Dağılganlık, Anadolulu Türklerin karakteristik özelliklerinden biri ise, bir başka özellikleri eğilip bükülmez direngenlikleri ve ayakta kalma becerileriydi –Yaşama arzusu(*). Sebahattin Ali’nin Kuyucaklı Yusuf için söyledikleri Türk “volkgeist”ı için de geçerlidir: “Esen bir sonbahar rüzgarı ölüme mahkum yaprakları koparamıyordu. Bu mini mini yeşil mevcudiyetler bile içlerinde bu kadar kuvvetli bir mücadele ve mukavemet kabiliyeti taşırken Kuyucaklı Yusuf’un böyle kötü düşüncelere dalması doğru olamazdı.”

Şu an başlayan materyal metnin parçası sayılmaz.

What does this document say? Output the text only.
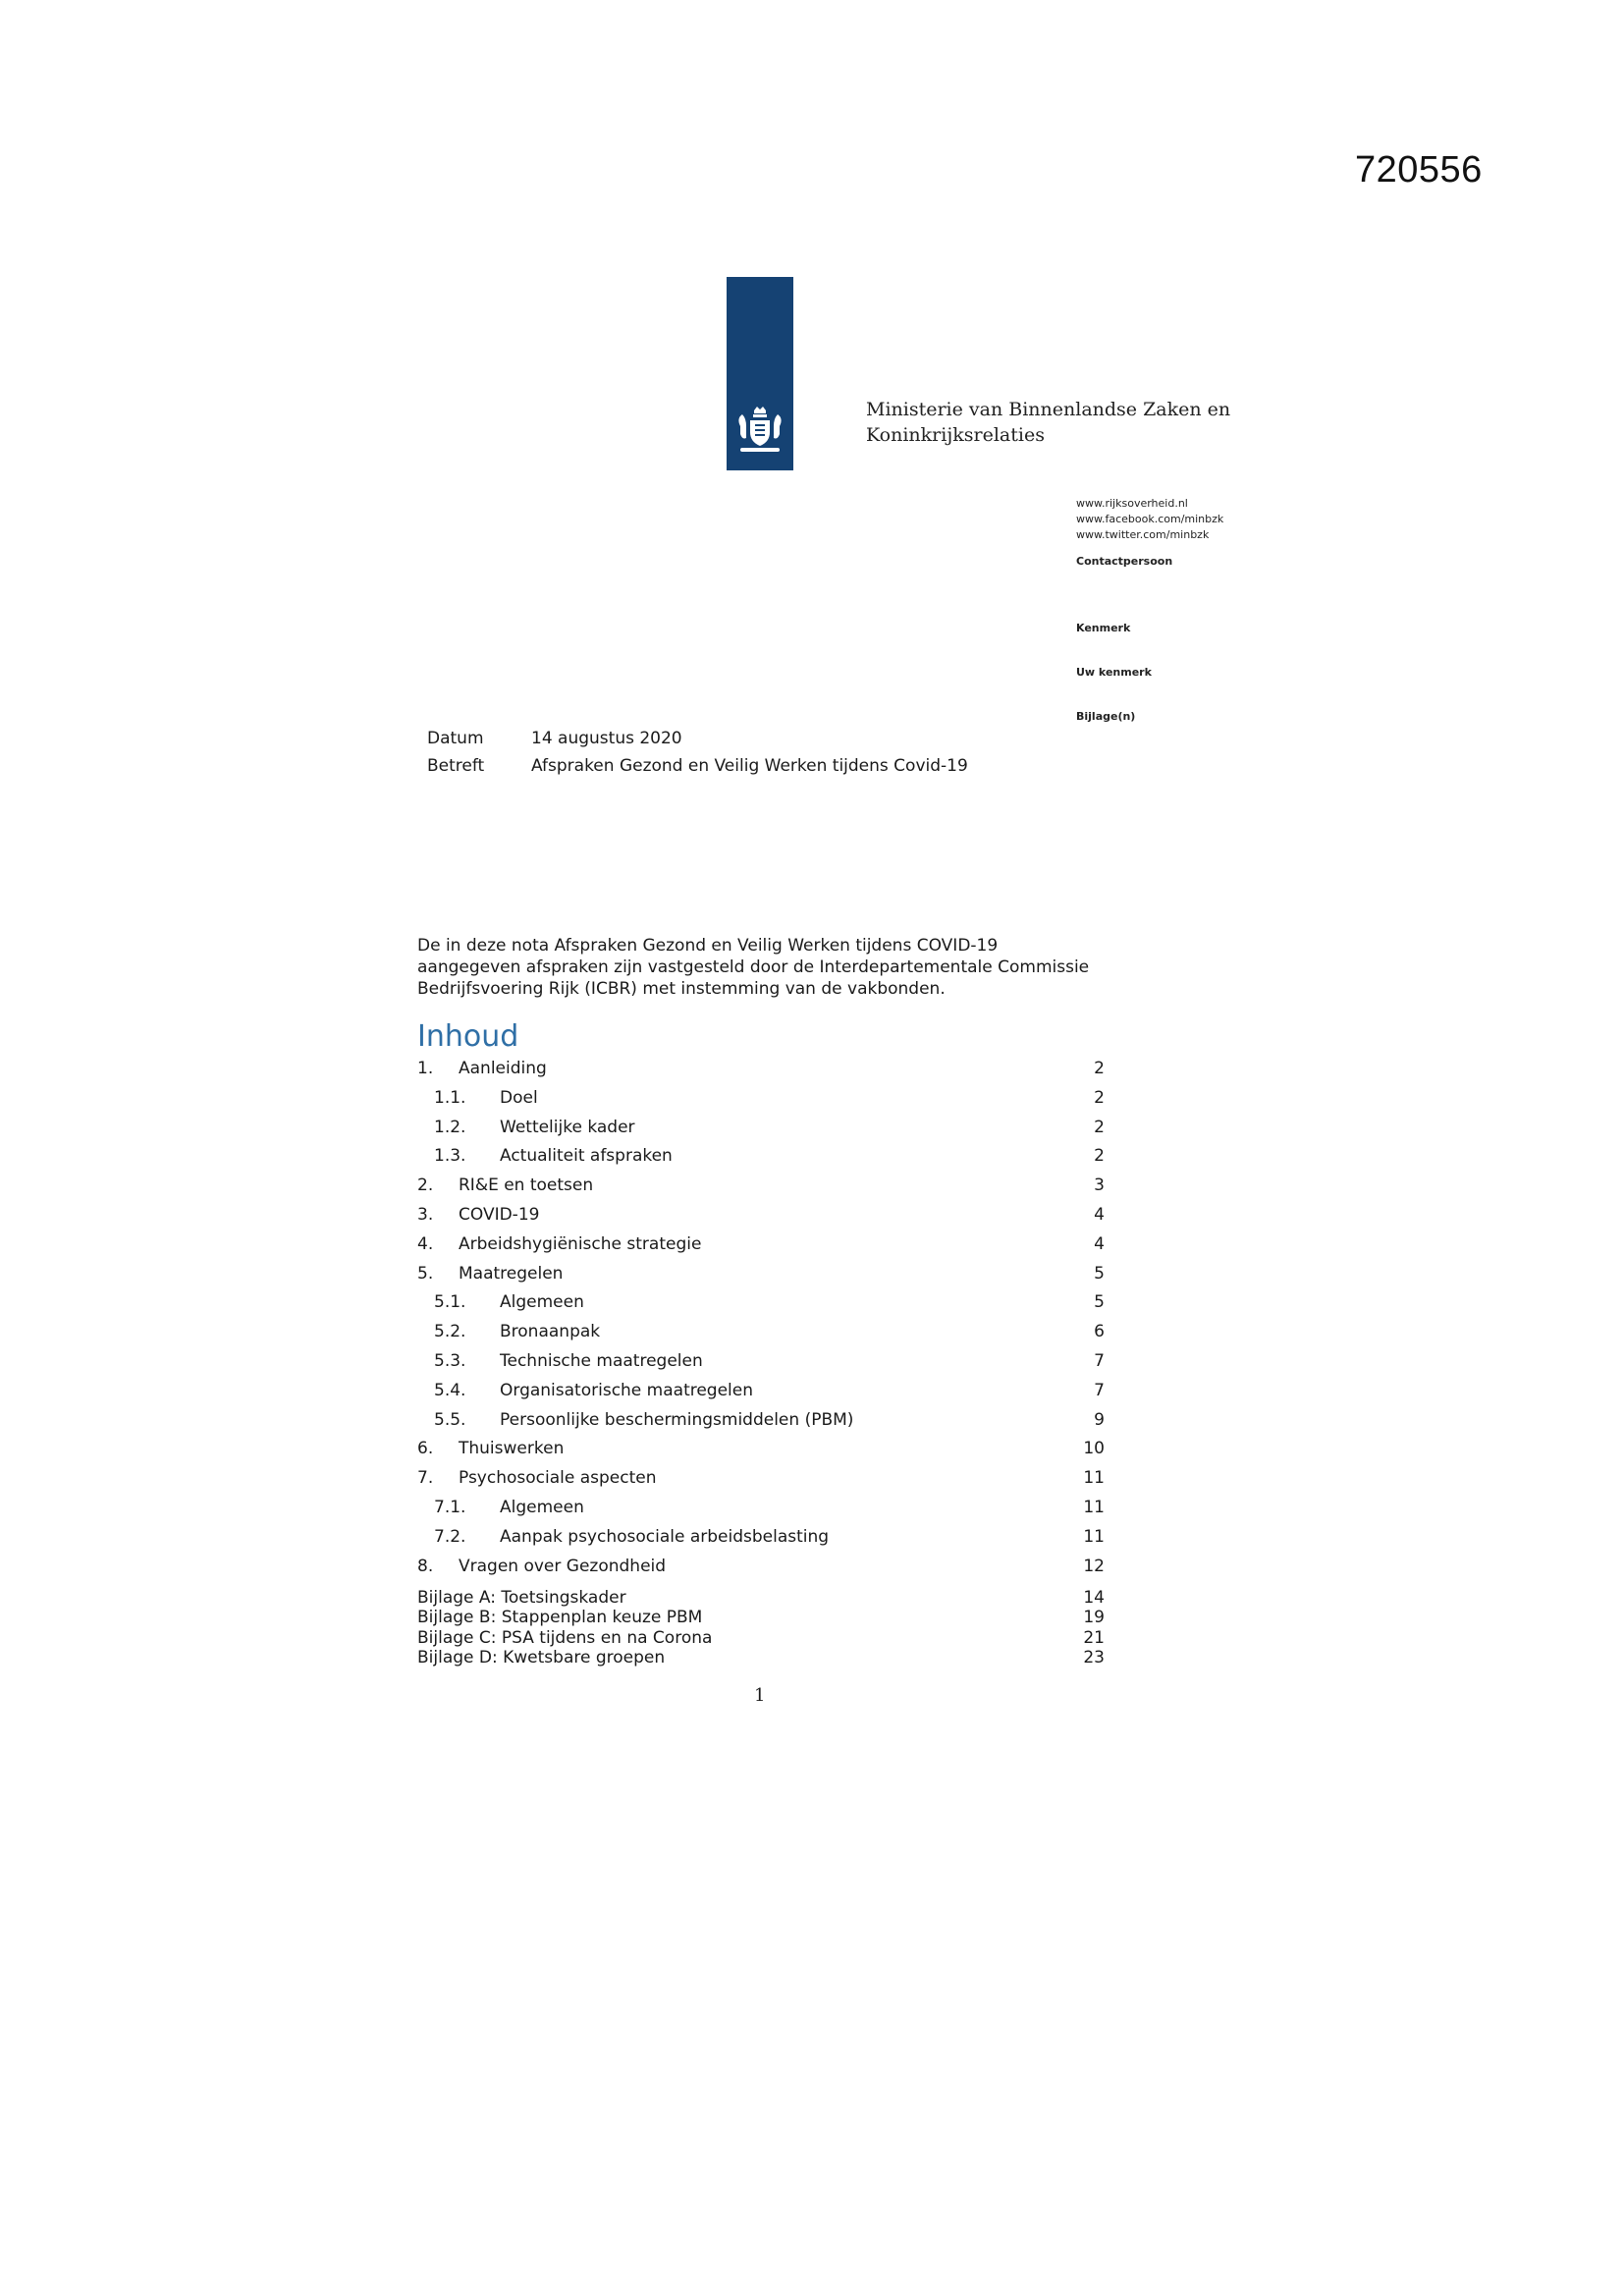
720556
Ministerie van Binnenlandse Zaken en
Koninkrijksrelaties
www.rijksoverheid.nl
www.facebook.com/minbzk
www.twitter.com/minbzk
Contactpersoon
Kenmerk
Uw kenmerk
Bijlage(n)
Datum	14 augustus 2020
Betreft	Afspraken Gezond en Veilig Werken tijdens Covid-19
De in deze nota Afspraken Gezond en Veilig Werken tijdens COVID-19
aangegeven afspraken zijn vastgesteld door de Interdepartementale Commissie
Bedrijfsvoering Rijk (ICBR) met instemming van de vakbonden.
Inhoud
1. Aanleiding	2
1.1. Doel	2
1.2. Wettelijke kader	2
1.3. Actualiteit afspraken	2
2. RI&E en toetsen	3
3. COVID-19	4
4. Arbeidshygiënische strategie	4
5. Maatregelen	5
5.1. Algemeen	5
5.2. Bronaanpak	6
5.3. Technische maatregelen	7
5.4. Organisatorische maatregelen	7
5.5. Persoonlijke beschermingsmiddelen (PBM)	9
6. Thuiswerken	10
7. Psychosociale aspecten	11
7.1. Algemeen	11
7.2. Aanpak psychosociale arbeidsbelasting	11
8. Vragen over Gezondheid	12
Bijlage A: Toetsingskader	14
Bijlage B: Stappenplan keuze PBM	19
Bijlage C: PSA tijdens en na Corona	21
Bijlage D: Kwetsbare groepen	23
1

Bu dağılgan ve yayılgan örgütlenmede gitgide “Dede Korkut”un yapıştırıcı/birleştiriciliği zayıflayacak yerini azın azın yeni birleştiriciye, yapıştırıcıya bırakacaktır. Bu; gerek evrenin açıklanması gerekse karşılıklı iletişim kuşağındaki yerleşik ve göçebe, kentli ve kırsal sayısız halklar arasındaki ortak yaşamın düzenlenmesi için cazip, doyurucu ve bütünsel bir sistem olarak Orta Doğu merkezinden dışarıya yayılan İslamiyet’tir. Ve “Nasreddin Hoca” da bu dönüşüme uygun olarak biçimlenecektir.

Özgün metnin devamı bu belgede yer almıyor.